Pour le type qui est tout en haut de ma liste aujourd’hui, le process est le même que d’habitude. Observer. Tenter. Éliminer. On a exploré sa vie, ses relations, ses envies. Et on a mis des appâts sous son nez, régulièrement. Le camion de la banque avec les portes grandes ouvertes, vous croyez que c’était une erreur des transporteurs de fonds ? L’endroit où il irait se planquer, le Roy's Café, on l’avait identifié Il était pile poil au milieu de l’itinéraire qu’il devait prendre pour regagner son nouveau boulot. Offre de boulot qu’on avait arrangé, évidemment. Les gens ont tous les mêmes réflexes quand on y pense, nous, notre job, c’est de les anticiper. Le fait qu’il craquerait devant une fille qui ne le calcule pas et que sa bagnole tombe en panne au moment où les flics passent, des coïncidences ? Ben, non. Tout était déjà écrit. Qu’il perde au Casino, et qu’il se mette à gagner dès que j’apparais, c’était un miracle ? Toujours pas. Tout était prévu dans les moindres détails, je vous dis. D’ailleurs, c’est au Bellagio que j’ai finalisé la mission. Je l’ai amené exactement à l’endroit arrangé en le laissant croire que c’était lui qui décidait. Il était fier de débouler dans cet empire du fric avec une poupée bien roulée à ses côtés.
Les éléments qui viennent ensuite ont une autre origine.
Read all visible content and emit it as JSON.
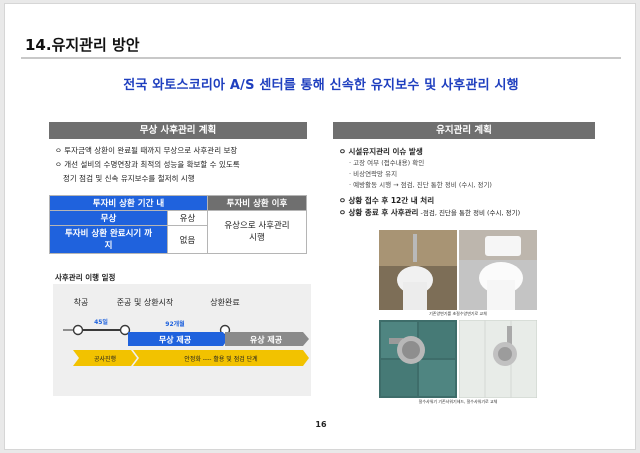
{
  "page": {
    "title": "14.유지관리 방안",
    "headline": "전국 와토스코리아 A/S 센터를 통해 신속한 유지보수 및 사후관리 시행",
    "page_number": "16"
  },
  "left": {
    "section_title": "무상 사후관리 계획",
    "bullets": [
      "ㅇ 투자금액 상환이 완료될 때까지 무상으로 사후관리 보장",
      "ㅇ 개선 설비의 수명연장과 최적의 성능을 확보할 수 있도록",
      "정기 점검 및 신속 유지보수를 철저히 시행"
    ],
    "table": {
      "header_left": "투자비 상환 기간 내",
      "header_right": "투자비 상환 이후",
      "row1_label": "무상",
      "row1_value": "유상",
      "row2_label": "투자비 상환 완료시기 까지",
      "row2_value": "없음",
      "merged_right": "유상으로 사후관리 시행"
    },
    "schedule": {
      "title": "사후관리 이행 일정",
      "milestones": [
        "착공",
        "준공 및 상환시작",
        "상환완료"
      ],
      "duration1": "45일",
      "duration2": "92개월",
      "bar_free": "무상 제공",
      "bar_paid": "유상 제공",
      "phase1": "공사진행",
      "phase2": "안정화 ---- 활용 및 점검 단계",
      "color_blue": "#1f62dd",
      "color_gray": "#8a8a8a",
      "color_yellow": "#f2c200"
    }
  },
  "right": {
    "section_title": "유지관리 계획",
    "item1": "ㅇ 시설유지관리 이슈 발생",
    "subitems": [
      "고장 여부 (접수내용) 확인",
      "비상연락망 유지",
      "예방활동 시행 → 점검, 진단 통한 정비 (수시, 정기)"
    ],
    "item2": "ㅇ 상황 접수 후 12간 내 처리",
    "item3_bold": "ㅇ 상황 종료 후 사후관리",
    "item3_rest": " -점검, 진단을 통한 정비 (수시, 정기)",
    "caption_top": "기존양변기를 초절수양변기로 교체",
    "caption_bottom": "절수샤워기 기존샤워기헤드, 절수샤워기로 교체"
  }
}
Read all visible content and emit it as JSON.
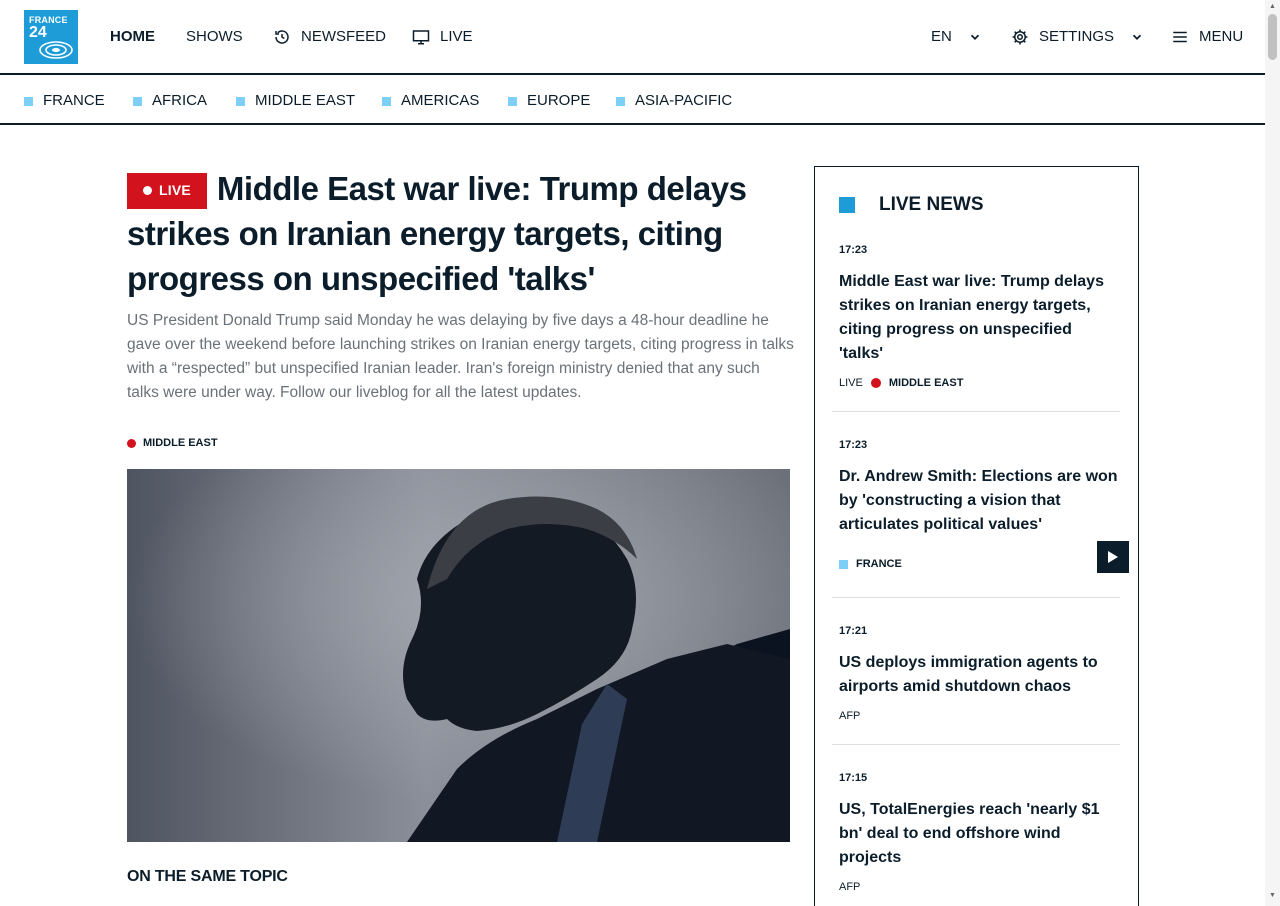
{
  "brand": {
    "logo_line1": "FRANCE",
    "logo_line2": "24",
    "color": "#1d9cd8"
  },
  "header": {
    "nav": [
      {
        "label": "HOME",
        "active": true
      },
      {
        "label": "SHOWS"
      },
      {
        "label": "NEWSFEED",
        "icon": "history-icon"
      },
      {
        "label": "LIVE",
        "icon": "tv-icon"
      }
    ],
    "language": {
      "label": "EN",
      "icon": "chevron-down-icon"
    },
    "settings": {
      "label": "SETTINGS",
      "icon": "gear-icon"
    },
    "menu": {
      "label": "MENU",
      "icon": "hamburger-icon"
    }
  },
  "regions": [
    "FRANCE",
    "AFRICA",
    "MIDDLE EAST",
    "AMERICAS",
    "EUROPE",
    "ASIA-PACIFIC"
  ],
  "article": {
    "live_badge": "LIVE",
    "headline": "Middle East war live: Trump delays strikes on Iranian energy targets, citing progress on unspecified 'talks'",
    "summary": "US President Donald Trump said Monday he was delaying by five days a 48-hour deadline he gave over the weekend before launching strikes on Iranian energy targets, citing progress in talks with a “respected” but unspecified Iranian leader. Iran's foreign ministry denied that any such talks were under way. Follow our liveblog for all the latest updates.",
    "tag": "MIDDLE EAST",
    "same_topic": "ON THE SAME TOPIC"
  },
  "live_news": {
    "title": "LIVE NEWS",
    "items": [
      {
        "time": "17:23",
        "title": "Middle East war live: Trump delays strikes on Iranian energy targets, citing progress on unspecified 'talks'",
        "prefix": "LIVE",
        "tag": "MIDDLE EAST"
      },
      {
        "time": "17:23",
        "title": "Dr. Andrew Smith: Elections are won by 'constructing a vision that articulates political values'",
        "tag": "FRANCE"
      },
      {
        "time": "17:21",
        "title": "US deploys immigration agents to airports amid shutdown chaos",
        "source": "AFP"
      },
      {
        "time": "17:15",
        "title": "US, TotalEnergies reach 'nearly $1 bn' deal to end offshore wind projects",
        "source": "AFP"
      }
    ]
  },
  "colors": {
    "live_red": "#d2121d",
    "navy": "#0b1d2a",
    "region_square": "#7dcff5"
  }
}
Je l’ai laissé s’installer à la table de poker, j’ai minaudé en lui disant que j’allais taquiner les bandits manchots et j’ai retrouvé à l’extérieur un « collaborateur » qui m’a remis le flingue et un sac plein de blé, « gagné » aux machines. Il fallait que Marsh croie que j’étais une fée, un ange, son ange.

Il était déjà bien haut sur son échelle des rêves et souhaits, j’étais presque sûre qu’il était en train de tomber amoureux, il ne fallait pas tarder à faire le taf. Ce soir, après sa victoire contre le gars aux dents dorées de la table de poker, c’était ce qui était prévu au contrat.

Le commanditaire, je ne le connaissais pas, mais il nous avait imposé un truc. Marsh devait se rendre compte, au tout dernier moment, qu’il allait tout perdre, irrémédiablement. Que tout ce qu’il avait pu convoiter était maintenant entre ses mains et qu’il allait mourir sans jamais en profiter. Conscient. Il fallait qu’il en bave. Des ronds de chapeaux.

Mais, dans cette mécanique parfaitement huilée, il y a un truc qu’on n’a pas vu venir.

Pour une fois, la première fois, je n’ai pas envie d’aller au bout de ma mission.

Flinguer ce Marsh qui est en train de vider le minibar avec les yeux qui brillent et son sourire d’enfant, je n’y arriverai pas. En tout cas, pas ce soir.